The presence of heparin resulted in a loss of burst kinetics in HNE cleavage of FRET-peptide substrate (Fig.4;) heparin alters the pre-steady-state behavior of HNE not only by accelerating deacylation but also in slowing down acylation rates (Table 2). The pre-steady-state analysis revealed that heparin affects all steps of the reaction: (i) it enhances the ES complex formation, by increasing 2.4-fold k 1 and reducing 3.1-fold k -1, (ii) it strongly affects the acyl-enzyme accumulation with pronounced decrease in k 2 (7.8-fold), and increase in k 3 (58-fold). The present data suggest that heparin is capable of altering the conformation of the HNE to permit more rapid association with TIMP-1 or FRET-peptide substrate [51]••. However, our data do not exclude the possibility that heparin can stabilize a ternary complex between HNEHepTIMP-1 by interacting with HNE and TIMP-1 simultaneously (Fig. 6 D). It has been shown that heparin interacts with the netrin-like domain at the N-terminal region of TIMPs [52].
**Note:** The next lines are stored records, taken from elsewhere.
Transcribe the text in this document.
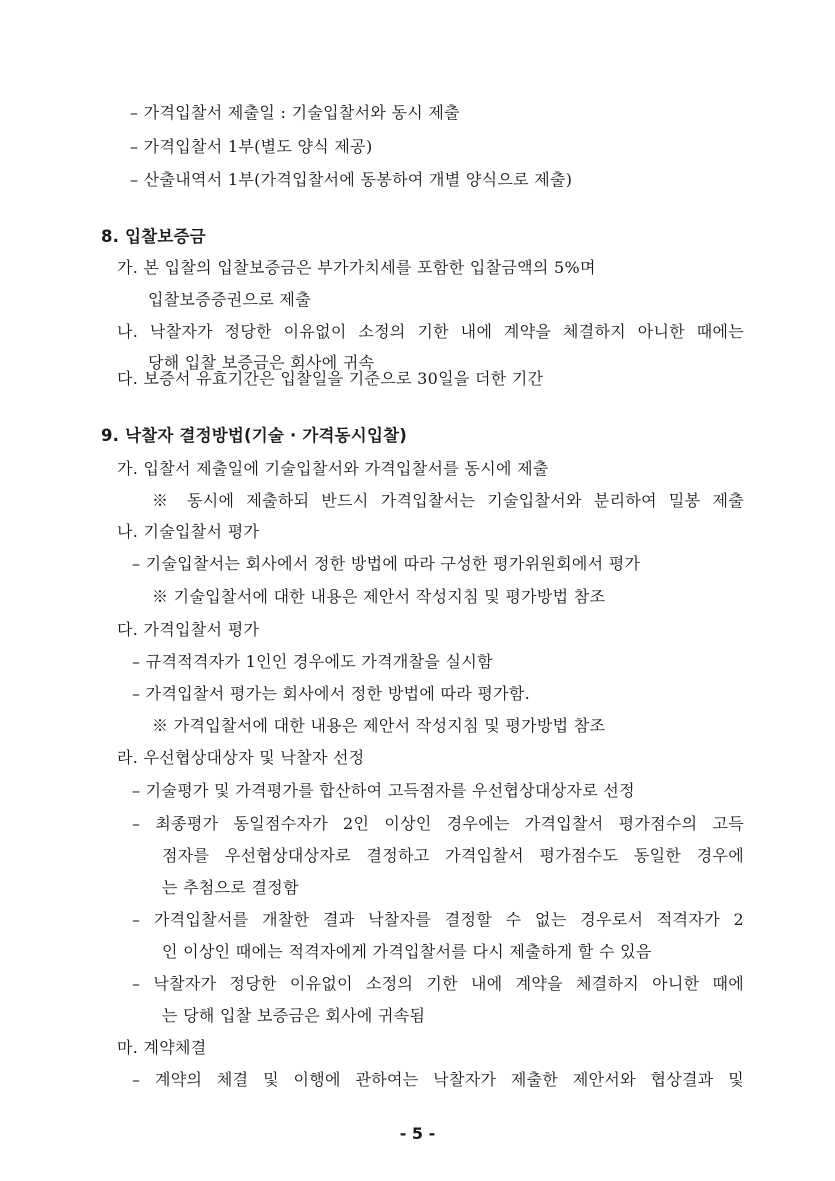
– 가격입찰서 제출일 : 기술입찰서와 동시 제출
– 가격입찰서 1부(별도 양식 제공)
– 산출내역서 1부(가격입찰서에 동봉하여 개별 양식으로 제출)
8. 입찰보증금
가. 본 입찰의 입찰보증금은 부가가치세를 포함한 입찰금액의 5%며
입찰보증증권으로 제출
나. 낙찰자가 정당한 이유없이 소정의 기한 내에 계약을 체결하지 아니한 때에는
당해 입찰 보증금은 회사에 귀속
다. 보증서 유효기간은 입찰일을 기준으로 30일을 더한 기간
9. 낙찰자 결정방법(기술 · 가격동시입찰)
가. 입찰서 제출일에 기술입찰서와 가격입찰서를 동시에 제출
※ 동시에 제출하되 반드시 가격입찰서는 기술입찰서와 분리하여 밀봉 제출
나. 기술입찰서 평가
– 기술입찰서는 회사에서 정한 방법에 따라 구성한 평가위원회에서 평가
※ 기술입찰서에 대한 내용은 제안서 작성지침 및 평가방법 참조
다. 가격입찰서 평가
– 규격적격자가 1인인 경우에도 가격개찰을 실시함
– 가격입찰서 평가는 회사에서 정한 방법에 따라 평가함.
※ 가격입찰서에 대한 내용은 제안서 작성지침 및 평가방법 참조
라. 우선협상대상자 및 낙찰자 선정
– 기술평가 및 가격평가를 합산하여 고득점자를 우선협상대상자로 선정
– 최종평가 동일점수자가 2인 이상인 경우에는 가격입찰서 평가점수의 고득
점자를 우선협상대상자로 결정하고 가격입찰서 평가점수도 동일한 경우에
는 추첨으로 결정함
– 가격입찰서를 개찰한 결과 낙찰자를 결정할 수 없는 경우로서 적격자가 2
인 이상인 때에는 적격자에게 가격입찰서를 다시 제출하게 할 수 있음
– 낙찰자가 정당한 이유없이 소정의 기한 내에 계약을 체결하지 아니한 때에
는 당해 입찰 보증금은 회사에 귀속됨
마. 계약체결
– 계약의 체결 및 이행에 관하여는 낙찰자가 제출한 제안서와 협상결과 및
- 5 -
The effect of heparin towards HNE pH activity profile also suggests allostery as a major aspect of the regulation of HNE (Fig.5).Basically, heparin shifted the HNE pH activity profile about 0.5 units to the right. Table 3 shows that in the presence of heparin the value of pK E1 was shifted from 6.7 to 7.0, the pK E2 was increased from 8.9 to 9.6 and the pHopt of HNE was increased from 7.8 to 8.3. These results clearly show that heparin shifts the HNE pH activity profile to the right, allowing HNE to be active at alkaline pH. More, the data also show that the binding of heparin to HNE perturbs the ionization of the reactive imidazolium group of His57 (pK E1), this residue mediated general basis catalysis of serine proteases [53].
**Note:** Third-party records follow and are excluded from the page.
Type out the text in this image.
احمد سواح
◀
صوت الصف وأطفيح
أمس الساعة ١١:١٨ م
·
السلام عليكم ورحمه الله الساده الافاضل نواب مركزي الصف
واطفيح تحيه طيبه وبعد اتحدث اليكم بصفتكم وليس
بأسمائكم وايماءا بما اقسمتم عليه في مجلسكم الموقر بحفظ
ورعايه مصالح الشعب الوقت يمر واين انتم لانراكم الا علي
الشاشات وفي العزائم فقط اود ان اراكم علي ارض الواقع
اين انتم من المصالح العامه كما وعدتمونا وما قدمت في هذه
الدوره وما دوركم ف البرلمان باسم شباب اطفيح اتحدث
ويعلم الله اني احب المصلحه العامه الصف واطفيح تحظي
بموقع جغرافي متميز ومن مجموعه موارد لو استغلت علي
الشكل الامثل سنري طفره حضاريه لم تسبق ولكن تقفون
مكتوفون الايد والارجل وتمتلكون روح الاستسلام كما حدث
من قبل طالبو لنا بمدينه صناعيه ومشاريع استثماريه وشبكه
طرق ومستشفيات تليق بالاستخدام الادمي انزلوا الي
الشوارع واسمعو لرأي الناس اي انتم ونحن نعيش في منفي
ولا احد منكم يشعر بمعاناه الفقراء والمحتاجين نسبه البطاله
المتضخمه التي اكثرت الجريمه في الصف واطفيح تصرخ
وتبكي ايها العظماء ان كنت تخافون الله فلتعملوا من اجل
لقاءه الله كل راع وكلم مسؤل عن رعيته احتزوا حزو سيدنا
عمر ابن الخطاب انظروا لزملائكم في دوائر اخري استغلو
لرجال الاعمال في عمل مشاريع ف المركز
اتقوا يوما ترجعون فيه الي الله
The high affinity of heparin for HNE [13], K = 3 nM, is a relevant matter since it results in an increase of HNE activity towards TIMP-1. A previous study presented by Owen and co-workers [9], [10] showed that HLE binds to soluble high M r heparan sulfate proteoglycans (HSPG) shed into bronchial secretions from patients with bronchiectasis and into acute human dermal wound fluids [8], [11], retaining its catalytic activity against extracellular matrix substrates. Thus, binding of HNE to HSPG in neutrophil plasma membranes does not significantly compromise its catalytic activities. In this case, the major difference between the soluble and membrane-bound forms of the elastase is its susceptibility to serine proteinase inhibitors, in which the membrane-bound HLE on activated neutrophil are remarkably resistant to inhibition by physiologic inhibitors [8]–[10].
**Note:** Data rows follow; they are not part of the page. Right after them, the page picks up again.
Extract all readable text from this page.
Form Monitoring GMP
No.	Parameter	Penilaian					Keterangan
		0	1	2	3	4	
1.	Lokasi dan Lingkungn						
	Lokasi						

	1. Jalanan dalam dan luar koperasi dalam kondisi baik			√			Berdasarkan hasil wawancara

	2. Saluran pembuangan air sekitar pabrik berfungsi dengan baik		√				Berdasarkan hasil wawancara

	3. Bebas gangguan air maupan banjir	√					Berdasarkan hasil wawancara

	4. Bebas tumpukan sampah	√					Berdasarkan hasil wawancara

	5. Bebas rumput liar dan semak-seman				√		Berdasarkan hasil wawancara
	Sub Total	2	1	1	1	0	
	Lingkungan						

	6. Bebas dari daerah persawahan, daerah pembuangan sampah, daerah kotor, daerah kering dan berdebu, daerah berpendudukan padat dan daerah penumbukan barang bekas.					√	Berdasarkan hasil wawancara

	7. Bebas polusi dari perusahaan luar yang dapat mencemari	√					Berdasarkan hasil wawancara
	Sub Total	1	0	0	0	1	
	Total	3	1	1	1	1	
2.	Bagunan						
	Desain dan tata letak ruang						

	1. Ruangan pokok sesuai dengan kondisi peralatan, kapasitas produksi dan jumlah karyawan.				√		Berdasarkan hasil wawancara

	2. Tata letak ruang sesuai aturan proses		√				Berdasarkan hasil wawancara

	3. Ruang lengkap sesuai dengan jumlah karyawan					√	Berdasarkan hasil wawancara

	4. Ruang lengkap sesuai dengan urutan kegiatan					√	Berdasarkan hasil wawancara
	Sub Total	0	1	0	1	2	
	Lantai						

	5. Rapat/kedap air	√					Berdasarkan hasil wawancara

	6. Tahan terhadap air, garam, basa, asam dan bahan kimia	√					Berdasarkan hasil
The large amounts of proteoglycans and free chains of GAG present in the extracellular matrix can overcome the slow rate of deacylation of TIMP-1 hydrolysis, thereby increasing the amount of TIMP-1 processed by HNE. Indeed, MMP-9/TIMP-1 imbalance has been observed in sputum of patients with cystic fibrosis [17] and in abdominal aortic aneurysm [19]; where the high level of HNE promotes a large MMP-9 activation either directly or by the proteolysis of TIMP-1, its natural inhibitor. TIMP-1 is essential to protected against blood-brain barrier disruption after ischemic stroke by regulating activities of MMPs [54]. Increased MMP-9 activity is also observed in bone resorption state [20]. Interesting, the major clinical complication of heparin anticoagulant therapy is bleeding, heparin administration can promote hemorrhage complications [55] and osteoporosis by increasing bone resorption [56] as side effects. Heparin was associated with a dose-dependent increase of both intracranial and extracranial bleeding [57]. It has been shown that heparin can produce intracranial hemorrhage dependent of MMP-9 activity [58]. Heparin increases eight-fold the initial rate of proMMP-9 autolytic activation [59]. Here, we are showing for the first time that heparin accelerates 2.5-fold the rate of the TIMP-1 hydrolysis by HNE. Taken together, these data are strongly suggesting that in the presence of heparin a large amount of active MMP-9 is available. These data may have important clinical implications, since the most important adverse effects of heparin are related to excessive activation of MMP-9.